La Défense française en péril

octobre 2011

Le 5 juillet 2011, sur RTL, Hervé Morin a annoncé le risque d’effondrement de la Défense française à partir de 2013.

Devant le journaliste Jean-Michel Apathie, l’ancien ministre de la Défense a dit : « Nos compatriotes doivent avoir en tête qu’ils auront rendez-vous avec l’Histoire en 2013... Parce qu’à la fin de l’année 2012, le budget de la Défense est construit sur un certain nombre de recettes exceptionnelles, la vente d’immobilier, la vente de (NDLR : incompréhensible) qui appartiennent aux armées, vont se terminer. A ce moment, soit la France devra faire l’effort nécessaire pour que nous restions une puissance militaire, soit la France déclinera et connaîtra le même sort que la plupart des armées européennes. Ce que nos compatriotes doivent savoir, c’est qu’une opération militaire comme celle de la Libye, qui n’est pourtant qu’une opération aérienne certes importante, nous ne pourrions pas la mener sans les Américains. Parce que nous n’avons pas les avions ravitailleurs suffisants, nous n’avons pas les moyens d’observation suffisants... Notre système s’effondrerait si nous ne mettons pas les moyens nécessaires à partir de 2013. C’est une question d’indépendance et de souveraineté. C’est un débat majeur de la Présidentielle. J’ajoute qu’il y a quel-que chose que nos compatriotes doivent avoir profondément inscrit en eux-mêmes. C’est que les Européens doivent être en situation d’assurer leur sécurité par eux-mêmes.
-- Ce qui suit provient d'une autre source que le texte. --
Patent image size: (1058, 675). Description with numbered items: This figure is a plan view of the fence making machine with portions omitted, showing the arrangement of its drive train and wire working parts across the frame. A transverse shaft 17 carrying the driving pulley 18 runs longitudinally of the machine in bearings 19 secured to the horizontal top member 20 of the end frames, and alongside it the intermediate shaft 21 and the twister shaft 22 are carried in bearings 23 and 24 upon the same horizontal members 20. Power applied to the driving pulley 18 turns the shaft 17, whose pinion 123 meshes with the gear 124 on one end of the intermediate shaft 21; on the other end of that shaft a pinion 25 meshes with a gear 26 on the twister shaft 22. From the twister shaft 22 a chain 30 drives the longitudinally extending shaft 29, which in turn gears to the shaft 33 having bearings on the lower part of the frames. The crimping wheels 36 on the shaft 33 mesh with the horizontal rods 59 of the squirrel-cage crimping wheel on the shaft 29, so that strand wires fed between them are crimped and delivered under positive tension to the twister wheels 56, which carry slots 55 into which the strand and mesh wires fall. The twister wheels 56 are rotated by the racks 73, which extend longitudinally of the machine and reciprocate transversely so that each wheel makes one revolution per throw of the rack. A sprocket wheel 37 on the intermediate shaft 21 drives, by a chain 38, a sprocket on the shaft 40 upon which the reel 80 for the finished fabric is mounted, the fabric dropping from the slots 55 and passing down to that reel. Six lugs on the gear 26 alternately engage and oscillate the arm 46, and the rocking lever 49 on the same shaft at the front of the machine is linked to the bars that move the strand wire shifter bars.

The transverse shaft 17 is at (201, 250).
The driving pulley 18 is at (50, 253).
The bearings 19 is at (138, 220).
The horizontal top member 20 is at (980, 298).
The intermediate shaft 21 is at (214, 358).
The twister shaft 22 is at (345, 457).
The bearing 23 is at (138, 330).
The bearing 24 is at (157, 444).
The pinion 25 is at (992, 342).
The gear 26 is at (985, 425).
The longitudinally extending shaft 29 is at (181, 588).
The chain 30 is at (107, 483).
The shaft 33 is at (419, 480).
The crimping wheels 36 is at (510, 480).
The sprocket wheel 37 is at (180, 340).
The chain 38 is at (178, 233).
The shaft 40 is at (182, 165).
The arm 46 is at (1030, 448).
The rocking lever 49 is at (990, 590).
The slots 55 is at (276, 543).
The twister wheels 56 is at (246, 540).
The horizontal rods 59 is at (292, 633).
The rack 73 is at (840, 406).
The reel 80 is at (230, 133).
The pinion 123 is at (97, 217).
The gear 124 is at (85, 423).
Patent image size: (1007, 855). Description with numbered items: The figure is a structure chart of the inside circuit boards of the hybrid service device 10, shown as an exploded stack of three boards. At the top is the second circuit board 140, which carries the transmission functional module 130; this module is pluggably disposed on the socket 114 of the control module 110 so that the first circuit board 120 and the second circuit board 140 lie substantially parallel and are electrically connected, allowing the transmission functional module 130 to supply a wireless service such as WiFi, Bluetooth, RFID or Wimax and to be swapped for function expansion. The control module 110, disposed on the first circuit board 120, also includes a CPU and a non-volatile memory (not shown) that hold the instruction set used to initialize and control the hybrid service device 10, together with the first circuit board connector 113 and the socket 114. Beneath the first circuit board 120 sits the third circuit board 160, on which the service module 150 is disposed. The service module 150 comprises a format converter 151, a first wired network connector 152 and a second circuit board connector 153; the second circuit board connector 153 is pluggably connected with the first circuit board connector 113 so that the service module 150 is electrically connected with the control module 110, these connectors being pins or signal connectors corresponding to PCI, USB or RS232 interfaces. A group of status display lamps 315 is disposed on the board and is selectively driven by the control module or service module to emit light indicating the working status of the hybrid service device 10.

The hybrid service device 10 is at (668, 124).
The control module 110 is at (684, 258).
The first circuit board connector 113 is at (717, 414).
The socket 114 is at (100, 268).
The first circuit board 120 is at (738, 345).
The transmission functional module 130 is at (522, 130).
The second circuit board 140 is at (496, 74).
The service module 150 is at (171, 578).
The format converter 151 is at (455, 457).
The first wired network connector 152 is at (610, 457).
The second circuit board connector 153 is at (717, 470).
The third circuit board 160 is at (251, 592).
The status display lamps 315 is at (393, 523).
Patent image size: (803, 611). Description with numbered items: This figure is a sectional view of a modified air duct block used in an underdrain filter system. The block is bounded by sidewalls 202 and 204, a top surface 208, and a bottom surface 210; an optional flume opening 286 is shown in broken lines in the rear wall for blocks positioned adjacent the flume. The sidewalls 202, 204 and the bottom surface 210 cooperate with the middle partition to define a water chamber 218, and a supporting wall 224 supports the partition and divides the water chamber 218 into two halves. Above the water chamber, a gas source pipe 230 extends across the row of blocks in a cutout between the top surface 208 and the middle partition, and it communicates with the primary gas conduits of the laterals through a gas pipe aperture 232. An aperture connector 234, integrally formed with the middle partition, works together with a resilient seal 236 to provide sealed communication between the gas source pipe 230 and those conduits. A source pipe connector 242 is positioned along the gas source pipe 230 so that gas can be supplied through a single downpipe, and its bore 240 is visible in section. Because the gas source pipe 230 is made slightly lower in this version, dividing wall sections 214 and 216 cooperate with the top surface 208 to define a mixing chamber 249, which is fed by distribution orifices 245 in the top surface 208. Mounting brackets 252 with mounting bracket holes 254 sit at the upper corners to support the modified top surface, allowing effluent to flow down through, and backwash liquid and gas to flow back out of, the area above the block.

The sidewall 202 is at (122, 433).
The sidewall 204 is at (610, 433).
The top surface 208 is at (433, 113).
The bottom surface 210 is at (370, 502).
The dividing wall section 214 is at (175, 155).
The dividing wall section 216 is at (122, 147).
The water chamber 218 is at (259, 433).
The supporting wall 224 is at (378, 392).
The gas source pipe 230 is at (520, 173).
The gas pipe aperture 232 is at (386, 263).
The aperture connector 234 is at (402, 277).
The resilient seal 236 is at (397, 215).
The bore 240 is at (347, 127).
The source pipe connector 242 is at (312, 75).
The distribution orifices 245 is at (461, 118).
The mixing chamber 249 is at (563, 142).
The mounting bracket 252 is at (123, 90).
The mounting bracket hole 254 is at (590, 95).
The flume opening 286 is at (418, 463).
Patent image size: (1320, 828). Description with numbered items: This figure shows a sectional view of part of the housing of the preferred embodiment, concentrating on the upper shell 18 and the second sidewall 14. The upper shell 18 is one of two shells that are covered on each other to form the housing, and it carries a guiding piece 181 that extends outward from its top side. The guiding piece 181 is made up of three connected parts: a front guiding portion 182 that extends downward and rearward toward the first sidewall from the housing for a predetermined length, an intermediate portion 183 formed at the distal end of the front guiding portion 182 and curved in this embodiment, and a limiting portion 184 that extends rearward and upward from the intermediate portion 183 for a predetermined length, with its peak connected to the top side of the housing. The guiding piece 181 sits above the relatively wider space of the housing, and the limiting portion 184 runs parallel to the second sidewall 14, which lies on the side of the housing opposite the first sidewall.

Que le déclin, le renoncement européens nous amènent à être progressivement dans les mains des Américains... »

Petit bémol à cette envolée patriotique, la France a effectué des coupes sombres dans le budget de la Défense quand Morin était ministre. C’était le moment de monter au créneau.

L’effondrement de notre Défense en cas d’attaque de nos satellites

Dans Xenophon, les cahiers d’Épée *, le colonel Jean-Luc Lefebvre souligne les faiblesses des armées, en général, plus particulièrement de la nôtre, si nos réseaux de satellites se voyaient mis hors d’usage.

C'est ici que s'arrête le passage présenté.